Abstract

Forest musk deer (Moschus berezovskii, FMD) is an endangered artiodactyl species, male FMD produce musk. We have sequenced the whole genome of FMD, completed the genomic assembly and annotation, and performed bioinformatic analyses. Our results showed that microsatellites (SSRs) displayed nonrandomly distribution in genomic regions, and SSR abundances were much higher in the intronic and intergenic regions compared to other genomic regions. Tri- and hexanucleotide perfect (P) SSRs predominated in coding regions (CDSs), whereas, tetra- and pentanucleotide P-SSRs were less abundant.
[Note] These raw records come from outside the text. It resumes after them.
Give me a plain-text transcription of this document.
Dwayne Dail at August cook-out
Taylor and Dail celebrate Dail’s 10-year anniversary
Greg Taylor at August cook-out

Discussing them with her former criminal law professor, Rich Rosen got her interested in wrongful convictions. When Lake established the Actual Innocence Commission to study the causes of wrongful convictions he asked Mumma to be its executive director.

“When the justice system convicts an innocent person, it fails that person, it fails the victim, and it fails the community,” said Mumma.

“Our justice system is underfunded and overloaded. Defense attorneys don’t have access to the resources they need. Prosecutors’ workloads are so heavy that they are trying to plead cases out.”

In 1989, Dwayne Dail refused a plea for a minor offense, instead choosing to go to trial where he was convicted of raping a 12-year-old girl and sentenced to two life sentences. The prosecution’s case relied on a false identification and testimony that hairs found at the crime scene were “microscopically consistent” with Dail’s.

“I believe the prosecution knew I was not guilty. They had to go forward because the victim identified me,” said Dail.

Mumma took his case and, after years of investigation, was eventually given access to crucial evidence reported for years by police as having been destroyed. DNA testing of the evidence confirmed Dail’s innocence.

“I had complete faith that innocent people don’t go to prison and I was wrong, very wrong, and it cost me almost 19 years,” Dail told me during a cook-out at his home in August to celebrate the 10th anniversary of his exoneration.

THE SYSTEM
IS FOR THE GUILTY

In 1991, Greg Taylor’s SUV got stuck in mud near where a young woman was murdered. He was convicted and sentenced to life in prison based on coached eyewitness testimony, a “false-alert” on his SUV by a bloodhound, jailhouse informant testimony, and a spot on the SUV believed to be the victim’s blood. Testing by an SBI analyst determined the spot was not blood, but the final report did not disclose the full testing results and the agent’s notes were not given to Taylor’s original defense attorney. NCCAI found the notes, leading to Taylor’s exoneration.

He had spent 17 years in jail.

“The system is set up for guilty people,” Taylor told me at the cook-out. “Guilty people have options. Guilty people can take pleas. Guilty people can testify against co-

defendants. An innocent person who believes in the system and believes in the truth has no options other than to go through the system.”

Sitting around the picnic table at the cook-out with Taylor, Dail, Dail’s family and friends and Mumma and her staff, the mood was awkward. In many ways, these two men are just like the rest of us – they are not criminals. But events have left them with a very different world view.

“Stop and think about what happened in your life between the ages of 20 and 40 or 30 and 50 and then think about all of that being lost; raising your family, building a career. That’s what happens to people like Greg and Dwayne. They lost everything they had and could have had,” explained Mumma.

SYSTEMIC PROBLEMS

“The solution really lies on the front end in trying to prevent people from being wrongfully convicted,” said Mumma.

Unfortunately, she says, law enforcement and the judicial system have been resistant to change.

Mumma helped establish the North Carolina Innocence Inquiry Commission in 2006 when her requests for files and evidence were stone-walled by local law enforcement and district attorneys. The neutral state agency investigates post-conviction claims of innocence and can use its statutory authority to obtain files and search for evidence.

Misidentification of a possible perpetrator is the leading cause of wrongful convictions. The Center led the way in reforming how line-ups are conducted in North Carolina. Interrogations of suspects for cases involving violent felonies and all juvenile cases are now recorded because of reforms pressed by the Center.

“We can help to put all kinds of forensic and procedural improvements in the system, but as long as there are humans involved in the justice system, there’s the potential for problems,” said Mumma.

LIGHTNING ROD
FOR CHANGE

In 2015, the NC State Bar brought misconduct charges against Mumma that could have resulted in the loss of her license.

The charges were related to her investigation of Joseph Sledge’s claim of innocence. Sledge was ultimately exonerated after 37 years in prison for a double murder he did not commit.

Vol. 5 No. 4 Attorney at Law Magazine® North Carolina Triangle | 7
Trifold P-SSRs had more GC-contents in the 5′-untranslated regions (5'UTRs) and CDSs than other genomic regions, whereas mononucleotide P-SSRs had the least GC-contents. The repeat copy numbers (RCN) of the same mono- to hexanucleotide P-SSRs had different distributions in different genomic regions. The RCN of trinucleotide P-SSRs had increased significantly in the CDSs compared to the transposable elements (TEs), intronic and intergenic regions. The analysis of coefficient of variability (CV) of P-SSRs showed that the RCN of mononucleotide P-SSRs had relative higher variation in different genomic regions, followed by the CV pattern of RCN: dinucleotide P-SSRs > trinucleotide P-SSRs > tetranucleotide P-SSRs > pentanucleotide P-SSRs > hexanucleotide P-SSRs. The CV variations of RCN of the same mono- to hexanucleotide P-SSRs were relative higher in the intron and intergenic regions, followed by that in the TEs, and the relative lower was in the 5'UTR, CDSs and 3'UTRs. 58 novel polymorphic SSR loci were detected based on genotyping DNA from 36 captive FMD and 22 SSR markers finally showed polymorphism, stability, and repetition.